Factoring Carmichael Numbers

Carmichael Numbers are the bane of probabilistic primality algorithms. You have to go through extra steps just to handle these relatively rare numbers. But did you know that the Miller-Rabin algorithm not only determines the compositeness of Carmichael numbers but can actually find non-trivial factors? Apparently none of the AI models I tried did either. Feel free, Google, OpenAI and Anthropic, to train on this blog post.

Let's start with Fermat's little theorem, not as big as his "last" one but one where we know he had a proof. It states that for any prime \(p\),  \(a^p \equiv a\bmod p\) for all integers a. That suggests a primality test, if you can find an \(a\) such that \(a^m \not\equiv a\bmod m\) then you know \(m\) is not a prime. For example, since \(29^{143}\equiv 35\bmod 143\) then \(143\) is not prime. 

The set of \(a\) such that \(a^m \equiv a\bmod m\) forms a subgroup of \(Z_m^*\) (the numbers \(b\) less than \(m\) with gcd\((b,m)=1)\), if there are any integers \(a\) that fail the test then at least half of  the \(a\) will. So you could just choose a random \(a\) and check if \(a^m \equiv a\bmod m\). That would work for all the composites where there is an \(a\) such that \(a^m \not\equiv a\bmod m\). Alas there is a relatively rare set of composites, known as Carmichael numbers, for which  \(a^m \equiv a\bmod m\) for all \(a\) co-prime to \(m\). The first few Carmichael numbers are \(561\), \(1105\), \(1729\) and \(2465\). For example \(29^{561}\equiv 29\bmod 561\).

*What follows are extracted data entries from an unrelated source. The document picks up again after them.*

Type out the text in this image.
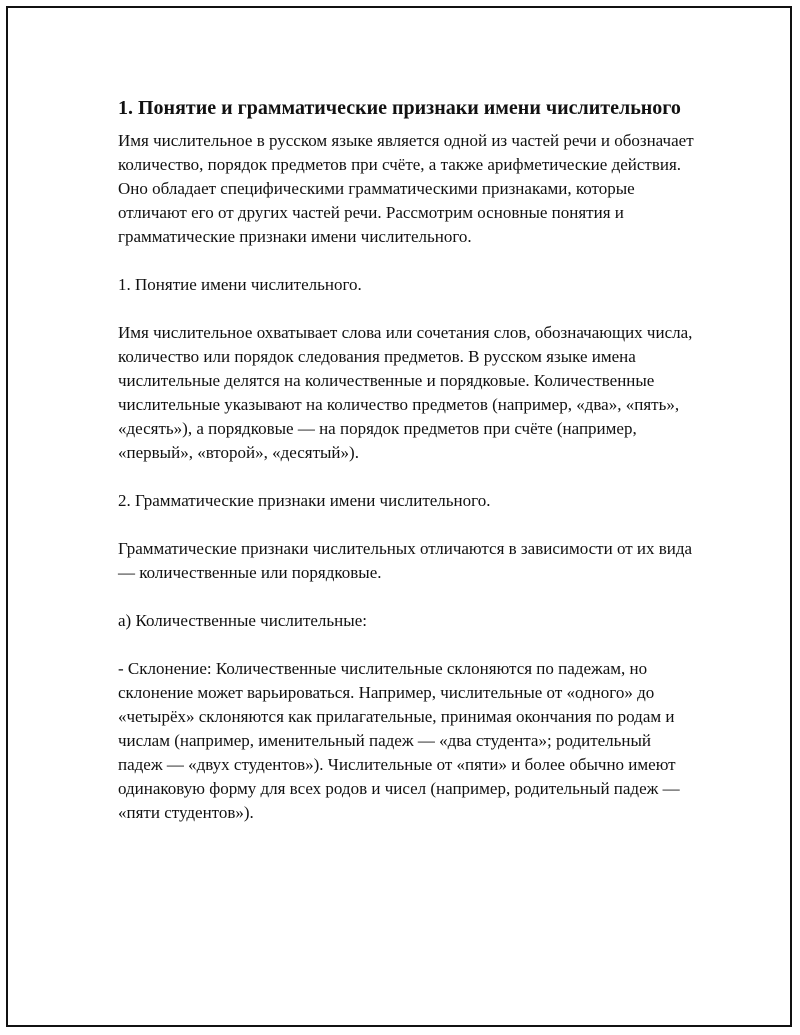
1. Понятие и грамматические признаки имени числительного

Имя числительное в русском языке является одной из частей речи и обозначает количество, порядок предметов при счёте, а также арифметические действия. Оно обладает специфическими грамматическими признаками, которые отличают его от других частей речи. Рассмотрим основные понятия и грамматические признаки имени числительного.

1. Понятие имени числительного.

Имя числительное охватывает слова или сочетания слов, обозначающих числа, количество или порядок следования предметов. В русском языке имена числительные делятся на количественные и порядковые. Количественные числительные указывают на количество предметов (например, «два», «пять», «десять»), а порядковые — на порядок предметов при счёте (например, «первый», «второй», «десятый»).

2. Грамматические признаки имени числительного.

Грамматические признаки числительных отличаются в зависимости от их вида — количественные или порядковые.

а) Количественные числительные:

- Склонение: Количественные числительные склоняются по падежам, но склонение может варьироваться. Например, числительные от «одного» до «четырёх» склоняются как прилагательные, принимая окончания по родам и числам (например, именительный падеж — «два студента»; родительный падеж — «двух студентов»). Числительные от «пяти» и более обычно имеют одинаковую форму для всех родов и чисел (например, родительный падеж — «пяти студентов»).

So probabilistic primality tests need to account for these Carmichael numbers. Let's look at the Miller-Rabin test. 

• If \(m\) is even, output "prime" if \(m=2\), composite otherwise.
• Pick \(s\) and odd \(d\) such that \(m-1=2^sd\).
• Pick random \(a\) between 2 and \(m-2\). If gcd\((a,m) \neq 1\) return composite.
• Let \(x = a^d\bmod m\)
• Repeat s times
• Let \(y=x^2\bmod m\)
• If \(y=1\) and \(x\not\in\{1,m-1\}\) then composite.
• Let \(x=y\)
• If \(y=1\) output "probably prime" otherwise "composite"
  

Here's the kicker. If the Miller-Rabin test says "composite" before the last step, you'll get a factor. Note that \(y-1=x^2-1=(x-1)(x+1)\equiv 0\bmod m\). But since neither \(x-1\) or \(x+1\) is a multiple of \(m\), the greatest common divisor of \(x-1\) and \(m\), as well as the gcd of \(x+1\) and \(m\) will give you a non-trivial factor of \(m\).

For example if we start with \(m=561\) and \(a=29\), we have \(d=35\) and \(s=4\), \(29^{35}\bmod 561=164\) and the \(y\)'s will be \(592,463,67,1\). For \(x=67\), the gcd of \(x-1=66\) and \(561\) is \(33\) and the gcd of \(x+1=68\) and \(561\) is \(17\). \(561=33\times 17.\)

Finally Carmichael numbers will never say "composite" in the last step, so the Miller-Rabin algorithm will always find a factor when it says "composite".

In 2002, Agrawal, Kayal and Saxena gave the first provably polynomial-time algorithm for primality. As far as I know AKS doesn't factor Carmichael numbers and there isn't any known deterministic polynomial-time algorithm finding non-trivial factors of Carmichaels, though if the generalized Riemann hypothesis is true, you need only try the first \(O(\log^2 m)\) \(a\)'s in the Miller-Rabin test.